Для служебной переписки Антон отводил специальные дни («дни писем», как он говорил); другие же бумажки, вроде всяких докладных на него самого (обидел кровно Веру — экономистку, подписав без нее кипу накопившихся соглашений с одной типографией, которые она уже полгода не подписывает; поздно вышел тираж такой-то открытки; поставил на книжки стандартную 100-граммовую бумагу, а хотелось бы поплотней и т. п.), он видел, не носили делового характера и он, не читая их, но зная их суть в зависимости от людей, писавших их, время от времени сбрасывал в корзину под стол, чтобы они не плодились. Потому как давать объяснение на каждую из них директору — потратишь все рабочее время. Да и никак нельзя писать объяснительные по поводу стиля своей работы. Это никому не объяснишь.

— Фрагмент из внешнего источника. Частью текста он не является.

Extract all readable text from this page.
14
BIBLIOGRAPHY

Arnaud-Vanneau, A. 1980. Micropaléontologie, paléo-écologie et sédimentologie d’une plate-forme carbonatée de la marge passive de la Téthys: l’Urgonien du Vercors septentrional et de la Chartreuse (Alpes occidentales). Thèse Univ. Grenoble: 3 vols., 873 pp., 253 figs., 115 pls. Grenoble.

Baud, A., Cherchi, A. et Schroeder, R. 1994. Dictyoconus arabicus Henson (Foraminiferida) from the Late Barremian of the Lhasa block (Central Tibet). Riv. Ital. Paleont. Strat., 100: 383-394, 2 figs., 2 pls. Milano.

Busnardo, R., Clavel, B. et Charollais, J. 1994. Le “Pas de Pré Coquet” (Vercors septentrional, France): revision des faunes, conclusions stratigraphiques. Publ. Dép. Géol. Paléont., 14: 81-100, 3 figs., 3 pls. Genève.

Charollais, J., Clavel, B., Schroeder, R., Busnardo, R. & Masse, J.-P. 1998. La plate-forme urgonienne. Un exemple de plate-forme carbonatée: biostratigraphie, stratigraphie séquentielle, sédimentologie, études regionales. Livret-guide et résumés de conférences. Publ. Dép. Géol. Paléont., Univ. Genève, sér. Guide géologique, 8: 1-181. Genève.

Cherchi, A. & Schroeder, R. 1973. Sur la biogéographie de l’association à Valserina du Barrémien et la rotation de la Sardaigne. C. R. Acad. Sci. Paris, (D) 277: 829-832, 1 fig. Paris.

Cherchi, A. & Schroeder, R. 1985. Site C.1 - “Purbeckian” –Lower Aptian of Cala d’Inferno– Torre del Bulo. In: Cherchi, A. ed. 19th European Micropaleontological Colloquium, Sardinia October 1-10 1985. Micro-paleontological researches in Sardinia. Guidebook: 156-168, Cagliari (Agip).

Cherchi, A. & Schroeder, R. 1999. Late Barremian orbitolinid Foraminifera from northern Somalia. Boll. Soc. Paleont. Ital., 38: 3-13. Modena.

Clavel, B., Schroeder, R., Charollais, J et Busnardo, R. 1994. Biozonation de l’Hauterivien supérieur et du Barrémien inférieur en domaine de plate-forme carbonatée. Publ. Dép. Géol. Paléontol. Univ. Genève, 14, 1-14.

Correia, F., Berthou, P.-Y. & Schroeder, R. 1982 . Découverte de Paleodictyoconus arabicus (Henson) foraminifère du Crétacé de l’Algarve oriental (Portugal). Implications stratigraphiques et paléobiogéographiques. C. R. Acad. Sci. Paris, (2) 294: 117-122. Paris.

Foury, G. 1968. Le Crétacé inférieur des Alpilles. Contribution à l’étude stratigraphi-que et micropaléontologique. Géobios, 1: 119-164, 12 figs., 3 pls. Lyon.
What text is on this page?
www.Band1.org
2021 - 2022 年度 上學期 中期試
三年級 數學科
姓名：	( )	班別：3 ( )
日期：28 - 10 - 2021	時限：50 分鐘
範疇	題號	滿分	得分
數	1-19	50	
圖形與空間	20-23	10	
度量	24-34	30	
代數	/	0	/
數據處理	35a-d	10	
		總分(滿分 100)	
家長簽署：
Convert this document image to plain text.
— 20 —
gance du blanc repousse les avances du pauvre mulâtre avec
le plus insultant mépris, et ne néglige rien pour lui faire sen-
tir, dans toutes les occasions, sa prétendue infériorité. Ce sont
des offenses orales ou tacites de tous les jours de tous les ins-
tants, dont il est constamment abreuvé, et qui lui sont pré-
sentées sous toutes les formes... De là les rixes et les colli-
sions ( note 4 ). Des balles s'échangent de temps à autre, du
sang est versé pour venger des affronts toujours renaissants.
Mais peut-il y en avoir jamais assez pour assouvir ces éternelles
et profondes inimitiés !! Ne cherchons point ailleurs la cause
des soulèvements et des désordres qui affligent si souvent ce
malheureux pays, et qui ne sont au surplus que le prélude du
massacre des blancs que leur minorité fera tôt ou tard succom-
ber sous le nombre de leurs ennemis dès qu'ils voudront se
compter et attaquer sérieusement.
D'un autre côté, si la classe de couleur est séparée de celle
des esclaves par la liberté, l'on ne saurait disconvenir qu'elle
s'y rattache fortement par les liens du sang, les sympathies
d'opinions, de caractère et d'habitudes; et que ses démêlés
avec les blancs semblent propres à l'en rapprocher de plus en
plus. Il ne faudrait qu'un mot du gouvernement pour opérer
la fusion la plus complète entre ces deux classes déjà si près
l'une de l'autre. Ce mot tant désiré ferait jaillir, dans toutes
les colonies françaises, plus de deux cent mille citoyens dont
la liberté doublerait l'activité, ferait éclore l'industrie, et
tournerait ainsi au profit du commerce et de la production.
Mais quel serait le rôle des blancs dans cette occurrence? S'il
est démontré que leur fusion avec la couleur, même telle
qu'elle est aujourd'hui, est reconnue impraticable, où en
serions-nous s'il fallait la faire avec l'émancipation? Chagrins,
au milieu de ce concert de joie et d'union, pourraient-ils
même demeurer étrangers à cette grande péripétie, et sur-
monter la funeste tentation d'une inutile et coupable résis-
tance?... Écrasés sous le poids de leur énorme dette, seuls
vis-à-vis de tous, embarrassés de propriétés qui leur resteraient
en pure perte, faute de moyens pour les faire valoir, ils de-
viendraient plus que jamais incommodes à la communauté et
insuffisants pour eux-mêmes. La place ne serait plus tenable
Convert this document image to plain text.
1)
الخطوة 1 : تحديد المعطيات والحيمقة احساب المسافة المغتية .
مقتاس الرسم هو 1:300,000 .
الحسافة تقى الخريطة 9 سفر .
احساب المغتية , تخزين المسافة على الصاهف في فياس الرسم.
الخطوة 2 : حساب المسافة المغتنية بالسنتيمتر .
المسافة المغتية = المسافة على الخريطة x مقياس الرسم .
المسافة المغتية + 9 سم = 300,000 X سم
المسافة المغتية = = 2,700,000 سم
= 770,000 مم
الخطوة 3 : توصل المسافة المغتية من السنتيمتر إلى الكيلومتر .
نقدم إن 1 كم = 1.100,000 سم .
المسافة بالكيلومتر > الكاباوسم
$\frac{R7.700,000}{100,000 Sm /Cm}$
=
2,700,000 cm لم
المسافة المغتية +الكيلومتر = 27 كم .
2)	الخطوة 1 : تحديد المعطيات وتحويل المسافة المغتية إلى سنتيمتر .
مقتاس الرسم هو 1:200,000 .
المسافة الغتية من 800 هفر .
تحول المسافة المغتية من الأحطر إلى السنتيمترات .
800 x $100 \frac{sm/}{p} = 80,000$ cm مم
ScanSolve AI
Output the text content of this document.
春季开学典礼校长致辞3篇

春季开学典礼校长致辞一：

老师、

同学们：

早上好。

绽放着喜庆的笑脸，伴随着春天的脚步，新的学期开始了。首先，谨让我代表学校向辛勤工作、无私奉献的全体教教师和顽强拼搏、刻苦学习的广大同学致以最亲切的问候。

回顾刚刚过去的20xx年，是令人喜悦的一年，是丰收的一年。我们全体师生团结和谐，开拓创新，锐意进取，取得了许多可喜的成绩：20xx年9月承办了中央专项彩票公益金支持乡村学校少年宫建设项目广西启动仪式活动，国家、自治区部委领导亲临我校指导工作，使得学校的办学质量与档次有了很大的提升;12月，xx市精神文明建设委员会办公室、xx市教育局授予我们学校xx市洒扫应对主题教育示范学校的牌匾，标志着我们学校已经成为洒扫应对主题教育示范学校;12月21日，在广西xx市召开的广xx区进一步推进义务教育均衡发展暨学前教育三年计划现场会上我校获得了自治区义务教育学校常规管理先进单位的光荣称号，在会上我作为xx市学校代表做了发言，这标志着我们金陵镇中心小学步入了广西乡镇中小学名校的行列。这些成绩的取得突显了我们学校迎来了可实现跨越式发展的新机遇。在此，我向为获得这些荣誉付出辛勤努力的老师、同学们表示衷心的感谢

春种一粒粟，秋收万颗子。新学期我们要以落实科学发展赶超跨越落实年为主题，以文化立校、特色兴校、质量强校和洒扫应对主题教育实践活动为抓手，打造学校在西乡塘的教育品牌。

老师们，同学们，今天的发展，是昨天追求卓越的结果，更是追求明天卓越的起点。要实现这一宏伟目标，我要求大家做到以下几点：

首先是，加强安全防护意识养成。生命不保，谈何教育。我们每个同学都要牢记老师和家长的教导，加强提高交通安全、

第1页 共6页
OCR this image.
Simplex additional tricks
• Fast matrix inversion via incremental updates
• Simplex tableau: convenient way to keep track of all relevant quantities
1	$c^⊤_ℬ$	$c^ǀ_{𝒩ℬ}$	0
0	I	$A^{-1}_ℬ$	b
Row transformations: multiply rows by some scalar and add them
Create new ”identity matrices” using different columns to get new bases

Стиль его работы заключался в том, что с утра, как он приходил, он прежде всего старался по-человечески увидеть, как выглядят, как чувствуют себя сотрудницы, не заболел ли кто из них и не случилось ли что у кого; не доверяя своему впечатлению, спрашивал всех, и если это нужно, отпускал в поликлинику, домой и т. п. Он знал, что никто из них никогда не отлынивал от работы и всегда свое дело делали отлично. И только после этого он опрашивал по очереди всех, что они успели сделать накануне и что думают сегодня сделать, какие у них планы. После этого он деликатно, но настойчиво предлагал: «А не лучше ли сделать так?» Он любил полную самостоятельность своих сотрудников, и они уже привыкли к этому. Сначала сделают, решат без него, что должны делать в типографии, а потом уж своими сомнениями делятся с ним. И это было хорошо. За них можно было не бояться никогда. Так и он сам поступал — никогда начальству не докладывался. Выяснялось это лишь тогда, когда дело было сделано. Не докладывался еще потому, что начальство любило разглагольствовать по любому пустяку — и дело тогда только страдало. Ко всему этому привыкли все в издательстве и в типографии. Директор не хотел ни с кем ругаться. Он поддерживал со всеми добрые отношения, вел себя крайне стеснительно, а ему, Антону, ругаться приходилось, и его боялись, потому как он говорил одинаково для всех и всем, если люди того заслуживали. И он нес на себе нагрузку разрешения большинства производственных вопросов.